Inferring covariance of measurements from multiple observations

Summary of Problem:

I’m looking to infer the covariance budget of a spectrograph, which has been used to measure spectra of astronomical objects \{g_i\}. I have potentially up to 3 measurements of each object (several-thousand objects in total), and I denote each such observation as g_i^j. Each spectrum is taken on some wavelength grid \lambda_i^j (in principle, this can differ slightly between reobservations of the same galaxy, but in most cases, it’s the same), and the measured quantity is the flux-density f_i^j, a vector of length ~4500. Because of imperfect calibration, two observations f_i^j and f_i^{j'} of the same object may not be consistent up to the stated uncertainties v_i^j, v_i^{j'} in each measurement. Put another way, there’s a \lambda-dependent covariance in df^{j,j'} = f_i^j - f_i^{j'}.

Furthermore, we have reason to believe that df^{j,j'} varies smoothly with \lambda. There is also likely a zeropoint component (i.e., the absolute calibration of the instrument is off, so \int_\lambda df is not necessarily zero). I would like to infer the covariance K(\lambda,\lambda') that determines df.

First attempt:

I tried a quick mockup of the problem just using one object, with two total observations, and with only ~10 values of \lambda on the same grid. This mockup represents the difference between two vectors as a realization of a multivariate normal, with mean of zero, and covariance equal to the sum of the covariance of both measurements (which include both the stated measurement uncertainty and the zeropoint offset).

with pm.Model() as model:
    # correlation matrix, eta set to 1.1 (close to uniform) for simplicity
    C_triu = pm.LKJCorr('C_triu', eta=1.1, n=nl)

    C = pm.Deterministic(
        'C', T.fill_diagonal(
            C_triu[np.zeros((nl, nl), dtype=np.int64)], 1.))
    # sd of each
    sigma0 = pm.math.sqrt(v0)
    sigma1 = pm.math.sqrt(v1)
    zeropoint = pm.Exponential('z', lam=0.5)
    with warnings.catch_warnings():
        sigma_diag0 = T.diag(sigma0 + zeropoint)
        sigma_diag1 = T.diag(sigma1 + zeropoint)

    # full covariance of each
    cov0 = pm.Deterministic(
        'cov0', T.nlinalg.matrix_dot(sigma_diag0, C, sigma_diag0))
    cov1 = pm.Deterministic(
        'cov1', T.nlinalg.matrix_dot(sigma_diag1, C, sigma_diag1))

    # model mean of difference as zero    
    df = pm.MvNormal('df', mu=T.zeros(nl), cov=cov0 + cov1,
                     observed=f0 - f1)

n_samples = 2000

with model:
    trace = pm.sample(n_samples, tune=1000, chains=4, init='adapt_diag',
    posterior_predictive = pm.sample_posterior_predictive(trace)

Before I try to scale this up to thousands of dimensions and thousands of objects (good luck, future self), I am wondering if there is a more scalable way to do this.

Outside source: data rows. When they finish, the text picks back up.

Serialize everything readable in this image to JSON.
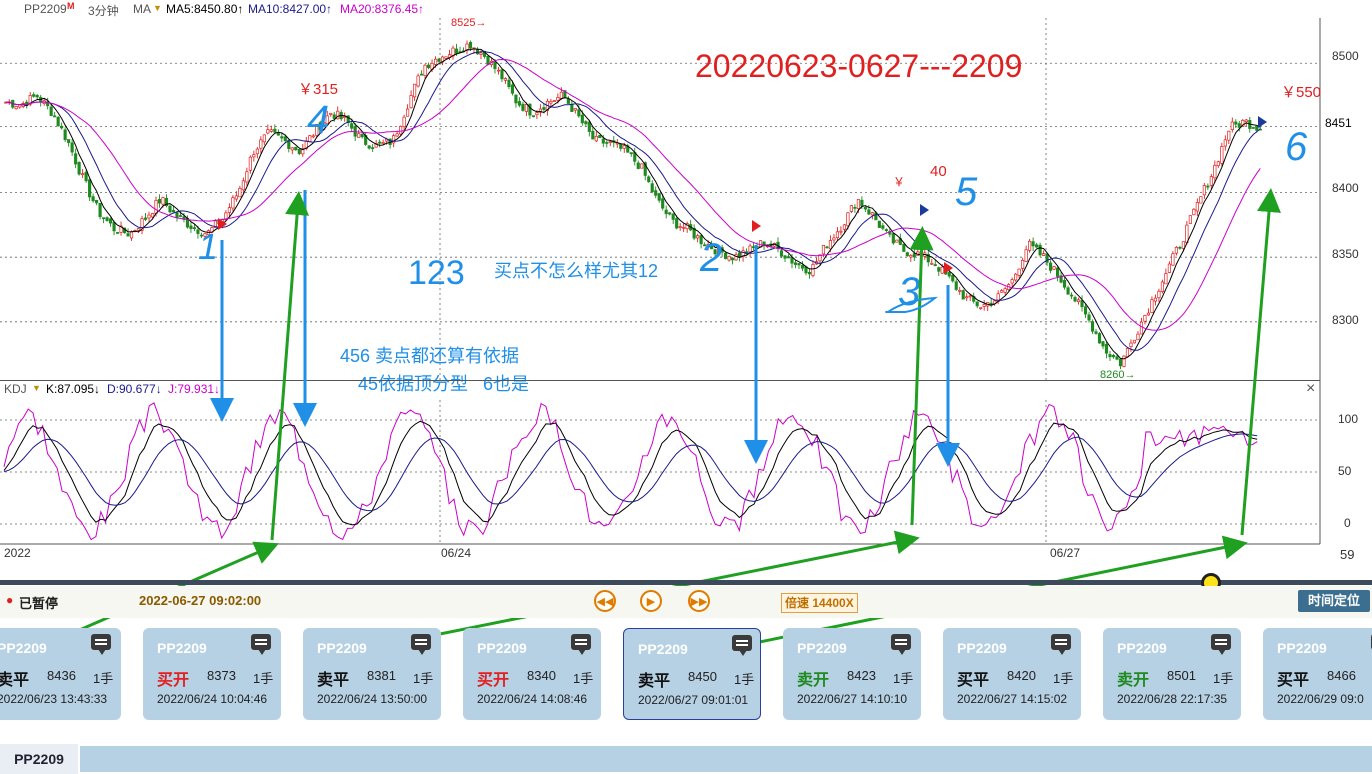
{
  "header": {
    "symbol": "PP2209",
    "symbol_mark": "M",
    "period": "3分钟",
    "ma_label": "MA",
    "ma5": "MA5:8450.80↑",
    "ma10": "MA10:8427.00↑",
    "ma20": "MA20:8376.45↑"
  },
  "colors": {
    "up": "#e02020",
    "down": "#1f8a1f",
    "ma5": "#000000",
    "ma10": "#1a1a8c",
    "ma20": "#cc00cc",
    "annotation_blue": "#1f8fe8",
    "annotation_green": "#20a020",
    "title_red": "#e02020"
  },
  "chart_data": {
    "type": "candlestick",
    "y_ticks": [
      "8500",
      "8451",
      "8400",
      "8350",
      "8300"
    ],
    "ylim": [
      8255,
      8535
    ],
    "grid": true,
    "x_ticks": [
      "2022",
      "06/24",
      "06/27"
    ],
    "high_label": "8525",
    "low_label": "8260",
    "current_price_label": "8451",
    "close_path": [
      8470,
      8468,
      8475,
      8462,
      8440,
      8410,
      8385,
      8372,
      8368,
      8380,
      8395,
      8382,
      8374,
      8368,
      8380,
      8400,
      8432,
      8446,
      8440,
      8432,
      8448,
      8462,
      8455,
      8440,
      8436,
      8440,
      8470,
      8498,
      8505,
      8510,
      8515,
      8505,
      8490,
      8470,
      8462,
      8470,
      8475,
      8458,
      8440,
      8438,
      8432,
      8420,
      8395,
      8378,
      8372,
      8362,
      8355,
      8350,
      8355,
      8362,
      8355,
      8345,
      8340,
      8360,
      8375,
      8395,
      8382,
      8365,
      8355,
      8352,
      8345,
      8332,
      8318,
      8312,
      8318,
      8332,
      8360,
      8350,
      8335,
      8318,
      8300,
      8278,
      8268,
      8292,
      8316,
      8340,
      8365,
      8392,
      8418,
      8450,
      8455,
      8450
    ],
    "ma5": "follows close with slight lag",
    "ma10": "follows close with more lag",
    "ma20": "smoothest average",
    "annotations": {
      "title": "20220623-0627---2209",
      "profit_315": "￥315",
      "profit_40_symbol": "￥",
      "profit_40": "40",
      "profit_550": "￥550",
      "text_123": "123",
      "text_buy": "买点不怎么样尤其12",
      "text_sell": "456 卖点都还算有依据",
      "text_sell2": "45依据顶分型   6也是",
      "hand_numbers": [
        "1",
        "2",
        "3",
        "4",
        "5",
        "6"
      ]
    }
  },
  "kdj": {
    "label": "KDJ",
    "k": "K:87.095↓",
    "d": "D:90.677↓",
    "j": "J:79.931↓",
    "y_ticks": [
      "100",
      "50",
      "0"
    ],
    "right_num": "59",
    "close_icon": "×"
  },
  "controls": {
    "status": "已暂停",
    "datetime": "2022-06-27 09:02:00",
    "speed": "倍速 14400X",
    "time_locate": "时间定位",
    "icons": [
      "rewind-icon",
      "play-icon",
      "fast-forward-icon"
    ]
  },
  "trades": [
    {
      "sym": "PP2209",
      "act": "卖平",
      "color": "#111111",
      "price": "8436",
      "lots": "1手",
      "time": "2022/06/23 13:43:33"
    },
    {
      "sym": "PP2209",
      "act": "买开",
      "color": "#e02020",
      "price": "8373",
      "lots": "1手",
      "time": "2022/06/24 10:04:46"
    },
    {
      "sym": "PP2209",
      "act": "卖平",
      "color": "#111111",
      "price": "8381",
      "lots": "1手",
      "time": "2022/06/24 13:50:00"
    },
    {
      "sym": "PP2209",
      "act": "买开",
      "color": "#e02020",
      "price": "8340",
      "lots": "1手",
      "time": "2022/06/24 14:08:46"
    },
    {
      "sym": "PP2209",
      "act": "卖平",
      "color": "#111111",
      "price": "8450",
      "lots": "1手",
      "time": "2022/06/27 09:01:01"
    },
    {
      "sym": "PP2209",
      "act": "卖开",
      "color": "#1f8a1f",
      "price": "8423",
      "lots": "1手",
      "time": "2022/06/27 14:10:10"
    },
    {
      "sym": "PP2209",
      "act": "买平",
      "color": "#111111",
      "price": "8420",
      "lots": "1手",
      "time": "2022/06/27 14:15:02"
    },
    {
      "sym": "PP2209",
      "act": "卖开",
      "color": "#1f8a1f",
      "price": "8501",
      "lots": "1手",
      "time": "2022/06/28 22:17:35"
    },
    {
      "sym": "PP2209",
      "act": "买平",
      "color": "#111111",
      "price": "8466",
      "lots": "1手",
      "time": "2022/06/29 09:0"
    }
  ],
  "footer": {
    "tab": "PP2209"
  }
}
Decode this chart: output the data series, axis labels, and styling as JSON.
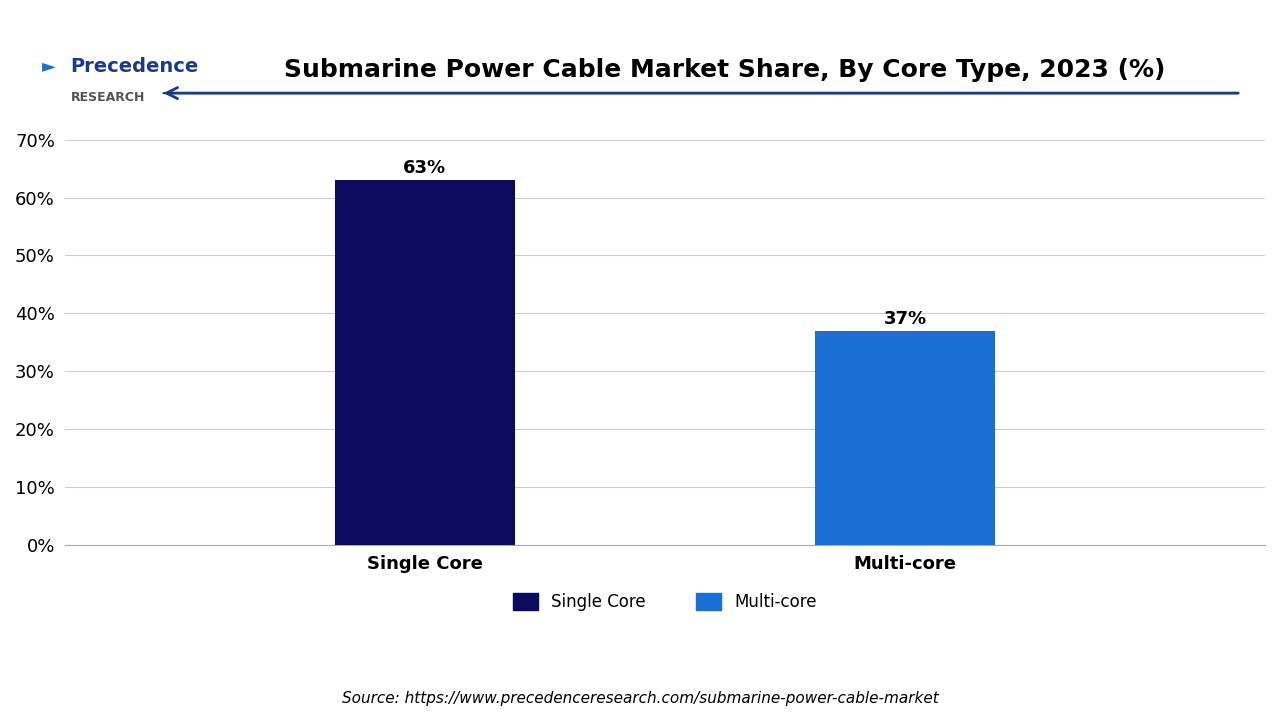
{
  "title": "Submarine Power Cable Market Share, By Core Type, 2023 (%)",
  "categories": [
    "Single Core",
    "Multi-core"
  ],
  "values": [
    63,
    37
  ],
  "bar_colors": [
    "#0a0a5e",
    "#1a6fd4"
  ],
  "bar_labels": [
    "63%",
    "37%"
  ],
  "ylim": [
    0,
    70
  ],
  "yticks": [
    0,
    10,
    20,
    30,
    40,
    50,
    60,
    70
  ],
  "ytick_labels": [
    "0%",
    "10%",
    "20%",
    "30%",
    "40%",
    "50%",
    "60%",
    "70%"
  ],
  "legend_labels": [
    "Single Core",
    "Multi-core"
  ],
  "legend_colors": [
    "#0a0a5e",
    "#1a6fd4"
  ],
  "source_text": "Source: https://www.precedenceresearch.com/submarine-power-cable-market",
  "background_color": "#ffffff",
  "title_fontsize": 18,
  "label_fontsize": 13,
  "tick_fontsize": 13,
  "bar_label_fontsize": 13,
  "legend_fontsize": 12,
  "source_fontsize": 11,
  "arrow_color": "#1a3a8c",
  "logo_text_precedence": "Precedence",
  "logo_text_research": "RESEARCH"
}
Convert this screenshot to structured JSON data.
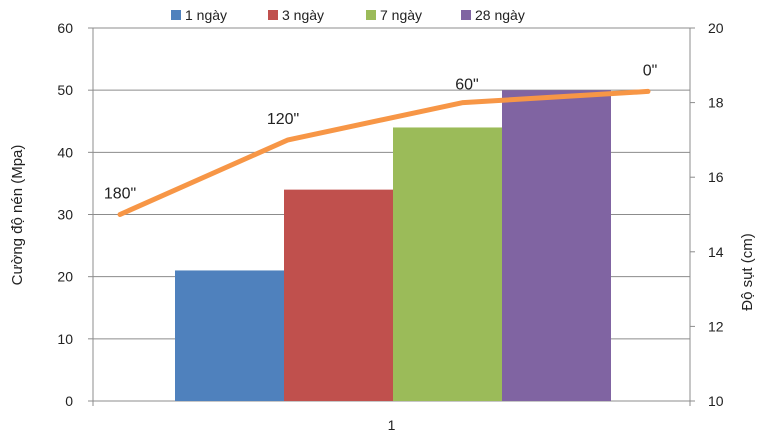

For instance, is it possible/preferable to make this into a GP?

It looks like the shape of your observations, F, is something like (5000, 4500, 3) for (object, wavelength, observation). I would seek to consider the impact of the three dimensions on the flux-density measurement. Assuming there are no interactions, the vectorized (stacked) observation vector \vec f (of length 5000 x 4500 x 3) could be modeled as:

\vec f \sim N(\mu_1(g)+\mu_2(\lambda)+\mu_3, K_1(g,g)\otimes K_2(\lambda,\lambda) \otimes \Sigma_3)

My reading of your model is that you set parameters \mu_1 = \mu_2 = \mu_3 = 0; K_1 = \Sigma_3 = \mathrm{identity}). Is this correct?

If so, then your model looks a lot like a Gaussian process with covariance function K_2

F_{i, \cdot, k} \sim \mathbf{GP}(\lambda)

I would like to infer the covariance K(\lambda, \lambda')

There are kind of two approaches to this. One way is to compute the model likelihoods for several choices of kernels, and choose the one which maximizes the BIC. Another way is to define a mixture kernel

K(\lambda, \lambda) = \sum_{i=1}^k w_i^2 K_i(\lambda, \lambda; \theta_i)

and place priors over the weights w_i^2 and kernel parameters \theta_i.

I would recommend a GP in this case as it keeps the number of parameters relatively low (compared to the full covariance); and because it appears that the wavelength grid can differ between observations, and the GP makes dealing with this trivial – the grid need not even be the same size across observations.